Three implementation lessons turn this map into the working feature, each closing on a state you can run.

  • Card title “Lesson 2 — Build the store skeleton”: Composes the four-slice store through a vanilla createStore factory, pins it in a useRef provider on the shared layout, and adds the typed hook — so the wizard navigates across all four routes with one store surviving every step.
  • Card title “Lesson 3 — Wire the forms and the Next-gate”: Binds each field through an atomic selector, renders inline Zod errors, and wires the footer so Next enables only when the current slice is valid and advances both the store and the URL together.
  • Card title “Lesson 4 — Submit, reset, and guard”: Adds the composite-payload Server Action, the step-4 review, and the submit button with its pending and double-submit guard, the success-only reset, and the redirect.

There is no infrastructure to stand up. The starter is the customers codebase plus everything the wizard needs, and the in-memory store self-seeds on first import — so pnpm install and pnpm dev are the whole setup.

  1. Get the starter codebase from the project repository, under Chapter 079/start/.

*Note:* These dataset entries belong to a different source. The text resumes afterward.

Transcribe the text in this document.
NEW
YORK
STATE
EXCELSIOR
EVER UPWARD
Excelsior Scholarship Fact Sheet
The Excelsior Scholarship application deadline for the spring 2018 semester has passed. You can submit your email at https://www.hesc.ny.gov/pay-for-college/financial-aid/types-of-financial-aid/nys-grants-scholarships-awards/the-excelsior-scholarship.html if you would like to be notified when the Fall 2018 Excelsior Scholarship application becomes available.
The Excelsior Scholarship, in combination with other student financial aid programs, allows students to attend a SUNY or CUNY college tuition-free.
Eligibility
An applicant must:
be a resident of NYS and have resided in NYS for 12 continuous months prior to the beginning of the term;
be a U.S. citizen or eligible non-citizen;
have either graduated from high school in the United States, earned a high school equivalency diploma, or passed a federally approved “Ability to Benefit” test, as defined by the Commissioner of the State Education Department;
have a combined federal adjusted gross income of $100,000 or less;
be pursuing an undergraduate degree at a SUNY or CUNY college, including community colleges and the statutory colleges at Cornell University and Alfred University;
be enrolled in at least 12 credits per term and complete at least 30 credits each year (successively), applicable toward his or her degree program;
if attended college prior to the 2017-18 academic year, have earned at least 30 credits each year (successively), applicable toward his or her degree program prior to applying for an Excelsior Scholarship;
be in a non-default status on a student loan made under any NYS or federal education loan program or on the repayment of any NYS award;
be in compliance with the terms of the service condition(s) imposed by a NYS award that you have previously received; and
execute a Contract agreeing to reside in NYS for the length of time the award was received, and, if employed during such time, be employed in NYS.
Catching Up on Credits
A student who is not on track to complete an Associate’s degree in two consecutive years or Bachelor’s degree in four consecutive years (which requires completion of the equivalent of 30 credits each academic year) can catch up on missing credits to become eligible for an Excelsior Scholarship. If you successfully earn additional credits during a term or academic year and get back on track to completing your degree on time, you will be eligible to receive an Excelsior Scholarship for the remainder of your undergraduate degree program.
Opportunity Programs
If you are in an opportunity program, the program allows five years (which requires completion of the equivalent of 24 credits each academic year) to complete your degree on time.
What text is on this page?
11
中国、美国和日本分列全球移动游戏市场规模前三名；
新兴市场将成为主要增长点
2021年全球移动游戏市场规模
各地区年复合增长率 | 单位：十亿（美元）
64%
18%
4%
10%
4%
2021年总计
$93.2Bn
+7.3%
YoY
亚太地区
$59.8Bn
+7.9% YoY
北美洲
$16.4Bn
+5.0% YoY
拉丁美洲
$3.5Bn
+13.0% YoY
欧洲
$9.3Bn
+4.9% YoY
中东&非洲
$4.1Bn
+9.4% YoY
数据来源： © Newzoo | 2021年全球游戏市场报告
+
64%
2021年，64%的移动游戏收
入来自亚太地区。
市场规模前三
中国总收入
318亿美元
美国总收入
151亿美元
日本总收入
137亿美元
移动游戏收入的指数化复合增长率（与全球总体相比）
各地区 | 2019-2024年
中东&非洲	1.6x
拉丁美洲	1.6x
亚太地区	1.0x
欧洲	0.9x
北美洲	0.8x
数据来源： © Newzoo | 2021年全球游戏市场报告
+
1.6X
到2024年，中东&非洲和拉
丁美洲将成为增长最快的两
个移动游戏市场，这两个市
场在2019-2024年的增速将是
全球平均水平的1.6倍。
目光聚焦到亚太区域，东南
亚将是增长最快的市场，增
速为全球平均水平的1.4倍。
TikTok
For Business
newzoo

  2. Install dependencies. zustand already ships in the starter’s package.json, over the production-list-view project’s dependencies.

    Terminal window
    pnpm install
  3. Start the dev server.

    Terminal window
    pnpm dev

The root redirects to /customers, where the seeded customers list renders end to end — search, the table, and pagination all work, exactly as the production-list-view project left them. Click “New customer” or jump to /customers/new/step-1 and the step-1 shell loads: the progress header reads “Step 1 of 4” with the first pip lit, the four contact fields render, and the Next button sits disabled. Type into a field and nothing sticks — the slice setters are no-op stubs, so the store never updates and Next never enables. That’s the correct starting state: the provider and the store boot, but every field and the whole submit path are unwritten. Visit /inspector and the dashboard loads with the wizard running in its iframe and the store-snapshot panel mirroring the initial empty store — currentStep: 1, every slice blank. That snapshot is the instrument you’ll watch as you build. The next lesson lands the first real piece: the store composed and surviving navigation across all four steps.